The concept is fascinating, and inspired decisions are made. But like the assortment of source material, the show itself is a bit of a mixed bag. It takes until the second act to find its true tempo. For a musical comedy the timing sometimes slips and misses the pulse, while the rhythm of the dialogue suffers from palpitations. But the choreography does not miss a beat. Adam Haigh’s routines are simply stunning, thrillingly performed by the all-dancing cast whose energy threatens to burn a hole in Justin Williams’ and Jonny Rust’s evocative rotating set. Further aided by Penn O’Gara’s authentically flamboyant costumes, we can almost smell the absinthe wafting through the high kicks, cartwheels and splits.

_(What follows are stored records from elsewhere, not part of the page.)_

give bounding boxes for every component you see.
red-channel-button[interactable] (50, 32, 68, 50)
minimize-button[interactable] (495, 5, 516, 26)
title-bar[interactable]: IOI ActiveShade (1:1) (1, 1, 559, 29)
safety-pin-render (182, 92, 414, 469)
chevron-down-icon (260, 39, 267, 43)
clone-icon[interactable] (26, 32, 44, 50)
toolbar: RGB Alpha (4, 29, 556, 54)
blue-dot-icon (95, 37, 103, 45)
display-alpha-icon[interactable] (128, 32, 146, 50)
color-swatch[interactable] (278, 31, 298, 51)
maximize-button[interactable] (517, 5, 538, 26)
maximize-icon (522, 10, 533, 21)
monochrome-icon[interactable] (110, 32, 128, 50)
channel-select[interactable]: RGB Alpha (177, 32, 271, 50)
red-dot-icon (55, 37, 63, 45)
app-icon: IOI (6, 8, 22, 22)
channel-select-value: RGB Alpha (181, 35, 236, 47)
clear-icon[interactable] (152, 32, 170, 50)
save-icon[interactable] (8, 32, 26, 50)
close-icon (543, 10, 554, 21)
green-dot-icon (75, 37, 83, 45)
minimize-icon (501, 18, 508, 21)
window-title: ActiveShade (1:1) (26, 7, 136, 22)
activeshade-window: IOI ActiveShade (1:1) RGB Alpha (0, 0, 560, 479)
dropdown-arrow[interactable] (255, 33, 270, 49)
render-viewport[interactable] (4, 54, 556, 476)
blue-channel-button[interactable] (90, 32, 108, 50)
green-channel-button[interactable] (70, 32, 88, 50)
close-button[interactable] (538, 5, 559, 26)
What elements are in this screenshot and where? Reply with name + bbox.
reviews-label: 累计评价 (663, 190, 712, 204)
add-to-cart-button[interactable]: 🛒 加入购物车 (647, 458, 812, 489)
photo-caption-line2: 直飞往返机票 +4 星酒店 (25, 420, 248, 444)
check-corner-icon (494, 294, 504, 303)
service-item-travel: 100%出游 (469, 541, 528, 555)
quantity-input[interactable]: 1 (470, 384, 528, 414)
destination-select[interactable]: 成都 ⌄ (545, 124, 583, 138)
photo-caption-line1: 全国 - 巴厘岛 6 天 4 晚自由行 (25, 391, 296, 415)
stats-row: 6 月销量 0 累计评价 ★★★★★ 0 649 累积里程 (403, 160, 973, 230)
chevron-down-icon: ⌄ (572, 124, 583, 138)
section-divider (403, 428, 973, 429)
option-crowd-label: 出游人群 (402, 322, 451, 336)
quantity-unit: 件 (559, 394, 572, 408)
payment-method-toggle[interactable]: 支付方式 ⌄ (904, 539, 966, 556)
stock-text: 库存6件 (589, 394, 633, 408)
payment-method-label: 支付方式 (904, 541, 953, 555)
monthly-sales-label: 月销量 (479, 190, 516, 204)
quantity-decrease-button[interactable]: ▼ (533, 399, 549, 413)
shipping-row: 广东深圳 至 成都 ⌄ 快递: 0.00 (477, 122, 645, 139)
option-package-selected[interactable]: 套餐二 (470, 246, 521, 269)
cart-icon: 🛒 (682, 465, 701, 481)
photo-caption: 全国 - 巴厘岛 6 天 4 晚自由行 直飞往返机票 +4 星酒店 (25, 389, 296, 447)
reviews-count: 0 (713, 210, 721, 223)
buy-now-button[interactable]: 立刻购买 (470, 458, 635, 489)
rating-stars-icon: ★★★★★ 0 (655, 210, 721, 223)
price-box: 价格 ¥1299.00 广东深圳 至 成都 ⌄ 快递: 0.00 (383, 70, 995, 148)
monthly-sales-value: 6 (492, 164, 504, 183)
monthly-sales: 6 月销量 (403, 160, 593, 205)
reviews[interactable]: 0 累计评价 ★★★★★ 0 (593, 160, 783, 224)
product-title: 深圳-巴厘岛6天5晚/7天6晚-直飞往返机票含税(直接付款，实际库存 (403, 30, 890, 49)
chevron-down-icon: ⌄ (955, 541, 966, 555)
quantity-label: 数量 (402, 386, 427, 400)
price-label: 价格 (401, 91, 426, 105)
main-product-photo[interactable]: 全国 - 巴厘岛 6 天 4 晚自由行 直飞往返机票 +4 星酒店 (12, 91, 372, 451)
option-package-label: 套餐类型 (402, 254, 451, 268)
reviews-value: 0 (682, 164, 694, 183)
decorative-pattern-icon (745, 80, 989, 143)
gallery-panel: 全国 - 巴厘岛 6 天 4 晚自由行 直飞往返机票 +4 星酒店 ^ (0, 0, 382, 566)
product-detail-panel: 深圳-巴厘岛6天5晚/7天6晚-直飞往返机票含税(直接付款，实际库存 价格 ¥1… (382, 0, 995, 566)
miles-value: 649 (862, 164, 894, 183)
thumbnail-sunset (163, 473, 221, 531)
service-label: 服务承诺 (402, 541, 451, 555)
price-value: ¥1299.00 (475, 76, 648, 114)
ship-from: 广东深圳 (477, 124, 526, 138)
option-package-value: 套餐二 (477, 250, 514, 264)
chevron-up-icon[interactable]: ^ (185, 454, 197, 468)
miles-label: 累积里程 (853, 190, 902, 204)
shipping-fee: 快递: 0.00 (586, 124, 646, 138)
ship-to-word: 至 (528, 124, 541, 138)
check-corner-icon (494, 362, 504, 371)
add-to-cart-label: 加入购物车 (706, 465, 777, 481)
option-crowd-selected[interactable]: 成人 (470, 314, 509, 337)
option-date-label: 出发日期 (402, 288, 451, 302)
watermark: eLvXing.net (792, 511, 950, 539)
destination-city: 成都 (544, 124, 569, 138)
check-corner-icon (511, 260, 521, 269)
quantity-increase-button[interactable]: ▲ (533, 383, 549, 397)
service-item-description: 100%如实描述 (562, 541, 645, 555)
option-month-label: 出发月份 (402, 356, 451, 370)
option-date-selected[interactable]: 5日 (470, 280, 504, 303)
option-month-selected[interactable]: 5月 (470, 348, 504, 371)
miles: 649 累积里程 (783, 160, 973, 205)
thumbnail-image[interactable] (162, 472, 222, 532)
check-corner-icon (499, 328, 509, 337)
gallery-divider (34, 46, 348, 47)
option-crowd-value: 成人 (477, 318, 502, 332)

The script, however, occasionally threatens to douse the fuse that is leading to the explosive finale. But luckily the spark manages to stay alight thanks to a story that bears all the hall marks of a well-structured, crowd-pleasing yarn. Jane Avril (the subtly operatic Kathy Peacock) gives up the stage when she decides to marry her well-healed sweetheart, Christian Bontoux (Damjan Mrackovich) only to find life unbearably dull, trapped in her fiancé’s austere household that detests her unrestrained personality. Escaping back to the theatre, she breaks her own heart as well as that of her beloved, who has also defied his tyrannical father in order to pursue the troubadour life.
If the action occasionally lags it is soon buoyed along by some stand out moments: the dream-like ballet sequence between Peacock and Mrackovich; or the final scenes of reconciliation during which Phil Willmott’s authoritarian character finally secures the audience’s sympathy. Secrets are revealed in some heartfelt revelations to the famous Cabaret Queen ‘La Goulue’ (a marvellously camped up performance from PK Taylor) that give us a surprising back story.
Despite a few splutterings on the way, “Can-Can!” ends with a bang and reminds us of the true intention of the piece. Which ultimately is to entertain. That it succeeds is confirmed by the exuberant hand-clapping from the audience along to the closing number.